I came across this fun theorem in a talk about tree colorings:

Combinatorial Nullstellensatz. Let $f \in F[x_1, x_2, \ldots, x_n]$ be a polynomial of degree $t_1 + \cdots + t_n$. If $S_1, S_2, \ldots, S_n$ are nonempty subsets of $F$ such that $\left| S_i \right| \geq t_i + 1$ for all $i$, then there exists $s_1 \in S_1$, $s_2 \in S_2$, $\ldots$, $s_n \in S_n$ for which $$ f(s_1, s_2, \ldots, s_n) \neq 0 $$ as long as the coefficient of $x_1^{t_1} x_2^{t_2} \cdots x_n^{t_n}$ is nonzero.

I would love to spend more time understanding it. I’ve copied the problems from this pdf and will try and solve them when I can.

Problems

In what follows, $p$ will denote an odd prime.

1. Russia MO 2007/5: Two distinct numbers are written on each vertex of a convex 100-gon. Prove one can remove a number from each vertex so that the remaining numbers on any two adjacent vertices differ.

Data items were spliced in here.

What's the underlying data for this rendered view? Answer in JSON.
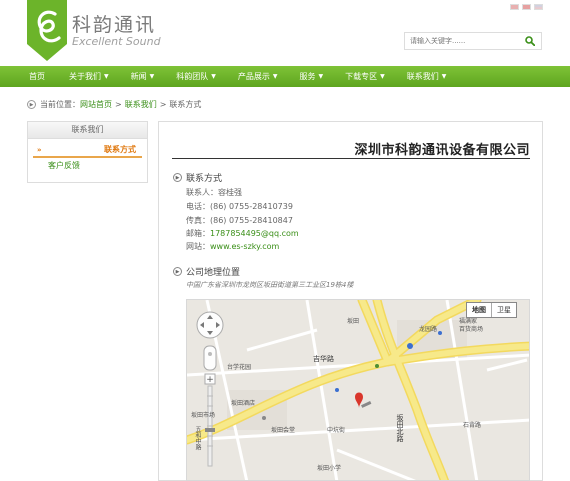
{
  "header": {
    "logo_cn": "科韵通讯",
    "logo_en": "Excellent Sound",
    "flags": [
      "flag-cn-icon",
      "flag-hk-icon",
      "flag-en-icon"
    ],
    "search_placeholder": "请输入关键字......",
    "brand_color": "#6cb42a"
  },
  "nav": {
    "items": [
      {
        "label": "首页",
        "has_arrow": false
      },
      {
        "label": "关于我们",
        "has_arrow": true
      },
      {
        "label": "新闻",
        "has_arrow": true
      },
      {
        "label": "科韵团队",
        "has_arrow": true
      },
      {
        "label": "产品展示",
        "has_arrow": true
      },
      {
        "label": "服务",
        "has_arrow": true
      },
      {
        "label": "下载专区",
        "has_arrow": true
      },
      {
        "label": "联系我们",
        "has_arrow": true
      }
    ],
    "arrow_glyph": "▼"
  },
  "breadcrumb": {
    "prefix": "当前位置：",
    "home": "网站首页",
    "sep": ">",
    "parent": "联系我们",
    "current": "联系方式"
  },
  "sidebar": {
    "title": "联系我们",
    "items": [
      {
        "label": "联系方式",
        "active": true
      },
      {
        "label": "客户反馈",
        "active": false
      }
    ]
  },
  "content": {
    "company": "深圳市科韵通讯设备有限公司",
    "contact_heading": "联系方式",
    "contact": {
      "person_label": "联系人：",
      "person": "容桂强",
      "phone_label": "电话：",
      "phone": "(86) 0755-28410739",
      "fax_label": "传真：",
      "fax": "(86) 0755-28410847",
      "email_label": "邮箱：",
      "email": "1787854495@qq.com",
      "site_label": "网站：",
      "site": "www.es-szky.com"
    },
    "location_heading": "公司地理位置",
    "address": "中国广东省深圳市龙岗区坂田街道第三工业区19栋4楼"
  },
  "map": {
    "btn_map": "地图",
    "btn_satellite": "卫星",
    "labels": [
      {
        "id": "road-1",
        "text": "坂田"
      },
      {
        "id": "road-2",
        "text": "吉华路"
      },
      {
        "id": "road-3",
        "text": "龙园路"
      },
      {
        "id": "road-4",
        "text": "福满家"
      },
      {
        "id": "road-5",
        "text": "百货商场"
      },
      {
        "id": "road-6",
        "text": "台学花园"
      },
      {
        "id": "road-7",
        "text": "坂田酒店"
      },
      {
        "id": "road-8",
        "text": "坂田北路"
      },
      {
        "id": "road-9",
        "text": "坂田会堂"
      },
      {
        "id": "road-10",
        "text": "中坑街"
      },
      {
        "id": "road-11",
        "text": "石背路"
      },
      {
        "id": "road-12",
        "text": "坂田小学"
      },
      {
        "id": "road-13",
        "text": "五和中路"
      },
      {
        "id": "road-14",
        "text": "坂田市场"
      }
    ],
    "road_color": "#f7e98a",
    "land_color": "#eae7e1"
  }
}
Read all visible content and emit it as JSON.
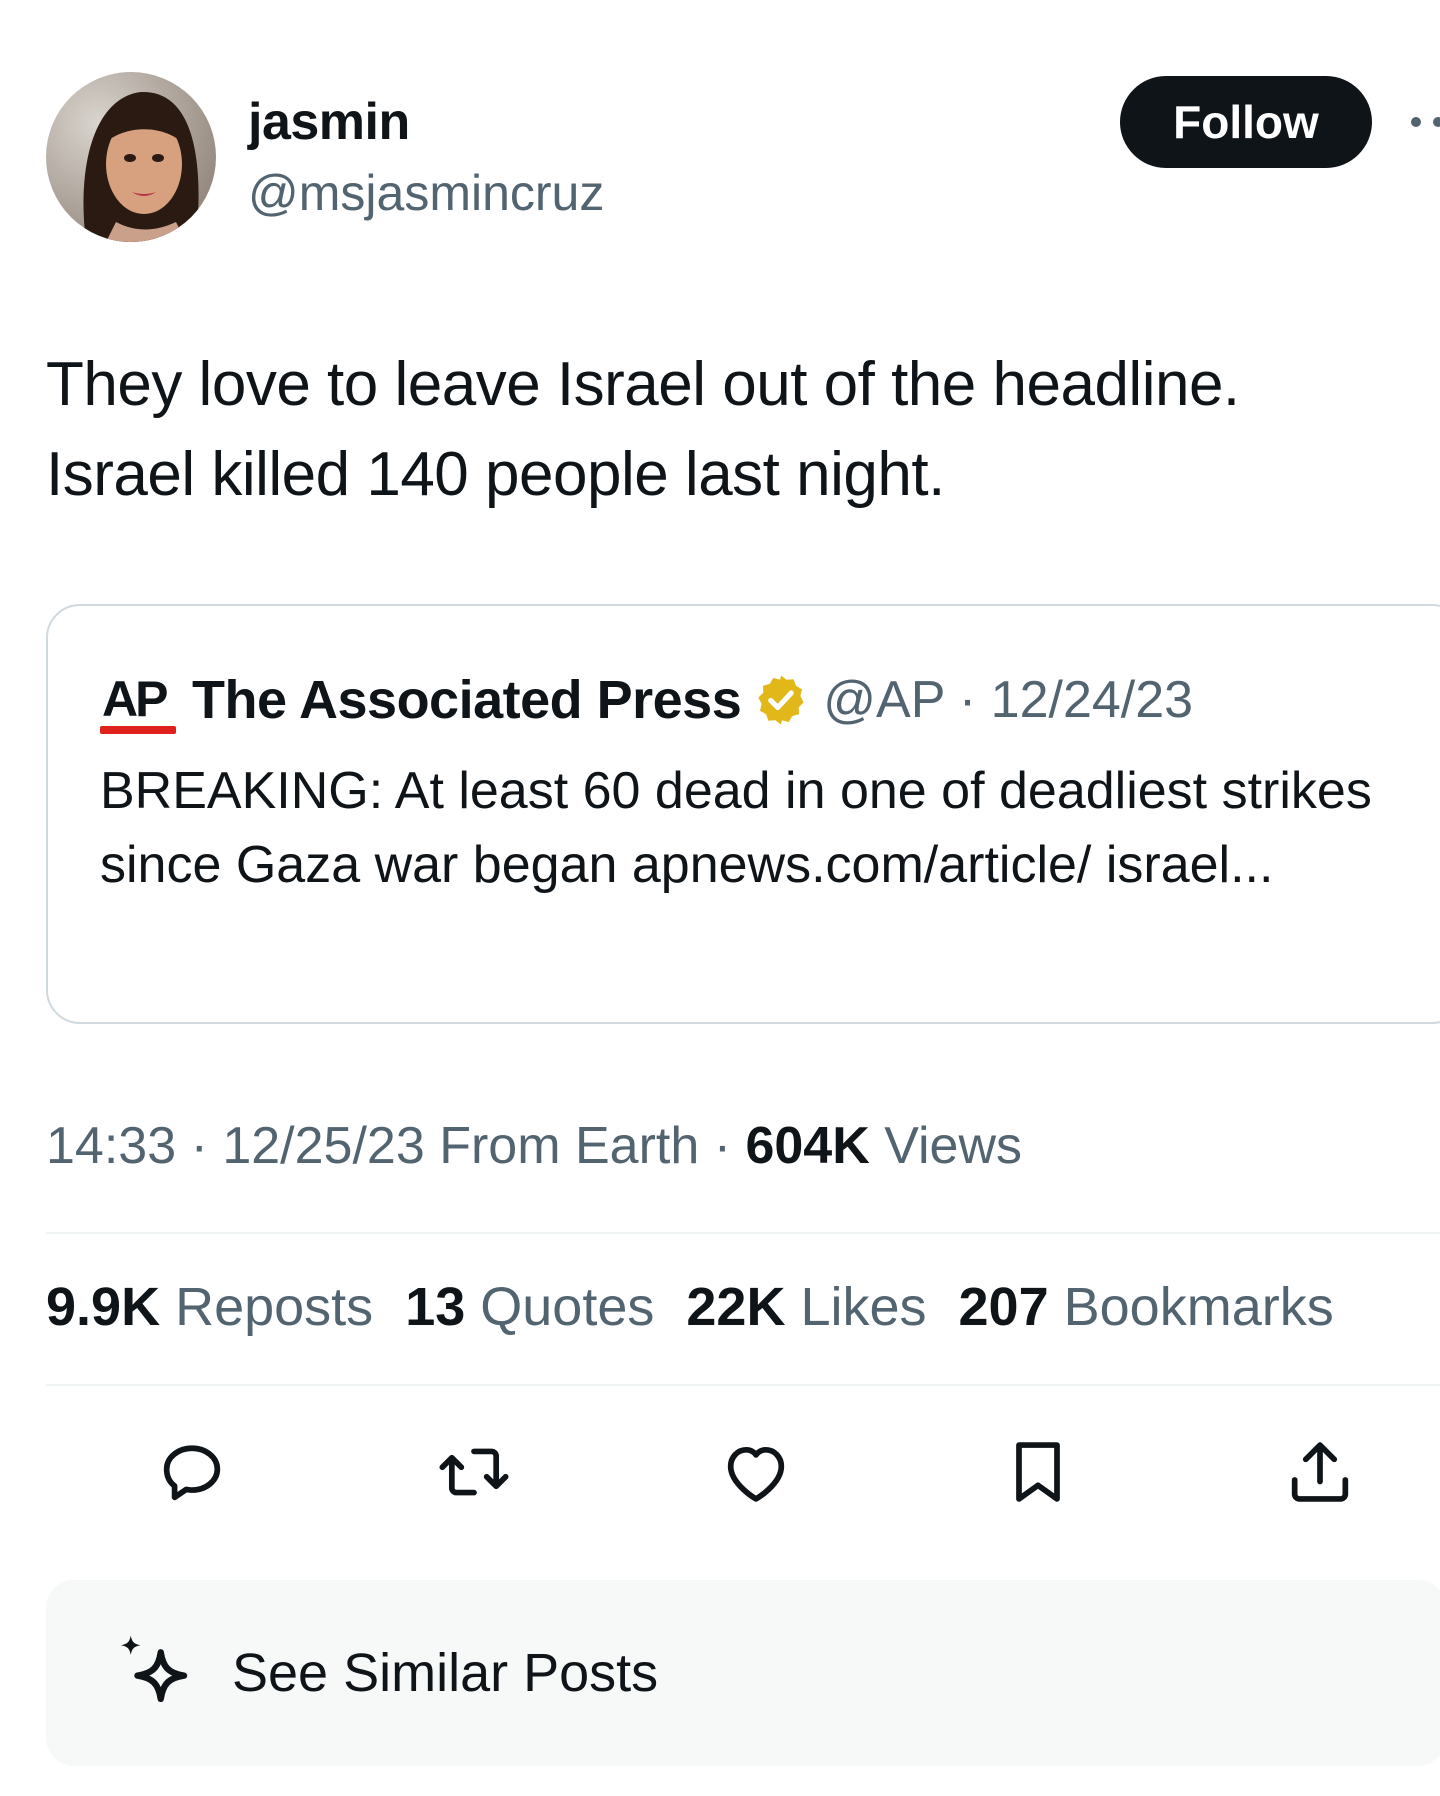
{
  "author": {
    "display_name": "jasmin",
    "handle": "@msjasmincruz",
    "follow_label": "Follow"
  },
  "tweet": {
    "line1": "They love to leave Israel out of the headline.",
    "line2": "Israel killed 140 people last night."
  },
  "quoted": {
    "logo_text": "AP",
    "name": "The Associated Press",
    "meta": "@AP · 12/24/23",
    "text": "BREAKING: At least 60 dead in one of deadliest strikes since Gaza war began apnews.com/article/ israel..."
  },
  "timestamp": {
    "prefix": "14:33 · 12/25/23 From Earth · ",
    "views_count": "604K",
    "views_label": " Views"
  },
  "stats": [
    {
      "num": "9.9K",
      "label": " Reposts"
    },
    {
      "num": "13",
      "label": " Quotes"
    },
    {
      "num": "22K",
      "label": " Likes"
    },
    {
      "num": "207",
      "label": " Bookmarks"
    }
  ],
  "actions": [
    "reply-icon",
    "repost-icon",
    "like-icon",
    "bookmark-icon",
    "share-icon"
  ],
  "similar": {
    "label": "See Similar Posts",
    "icon": "sparkle-icon"
  },
  "colors": {
    "text": "#0f1419",
    "secondary": "#536471",
    "border": "#cfd9de",
    "ap_red": "#e0201c",
    "verified_gold": "#e2b719",
    "similar_bg": "#f7f9f9"
  }
}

2. IMO 2007/6: Let $n$ be a positive integer. Consider $$ S = {(x, y, z) \mid x, y, z \in {0, 1, \ldots, n}, (x, y, z) \neq (0, 0, 0)} $$ as a set of $(n + 1)^3 - 1$ points in the three-dimensional space. Determine the smallest possible number of planes, the union of which contains $S$ but does not include $(0, 0, 0)$.

3. Cauchy-Davenport: If $A$ and $B$ are subsets of $\mathbb{Z}_p$, then $$ |A + B| \geq \min(p, |A| + |B| - 1). $$

4. Erdős-Heilbronn Conjecture: Let $A$ be a subset of $\mathbb{Z}_p$. Then $$ |{x + y \mid x, y \in A, x \neq y}| \geq \min(p, 2|A| - 3). $$

5. Chevalley-Warning: Let $f_1, f_2, \ldots, f_k$ be polynomials in $\mathbb{Z}p[x_1, x_2, \ldots, x_n]$ with $$ \sum{i=1}^k \deg f_i < n. $$ Show that if the polynomials $f_i$ have a common zero $(c_1, c_2, \ldots, c_n)$, then they have another common zero.

6. Alon: Show that any loopless graph with average degree at least $2p - 2$ and maximum degree at most $2p - 1$ contains a $p$-regular subgraph.

7. Shirazi-Verstraëte: Let $G = (V, E)$ be a graph. For each vertex $v \in V$ we are given a bad set $B(v)$ of positive integers.

   • Prove that if $\sum_{v \in V} |B(v)| < |E|$, then there exists a nontrivial subgraph $H$ for which $\deg_H v \notin B(v)$ for any $v$.
   • Now suppose we allow $0 \in B(v)$ as well. Prove that if $|B(v)| \leq \frac{1}{2} \deg v$ for any $v$, then we can still find such an $H$ (not necessarily nontrivial).

8. Alon, Knuth: Let $n \geq 2$ be even and let $v_1, v_2, \ldots, v_k \in {\pm 1}^n$ be vectors of length $n$ such that any $v \in {\pm 1}^n$ is orthogonal to at least one of the $v_i$. Prove that $k \geq n$ and that this estimate is sharp.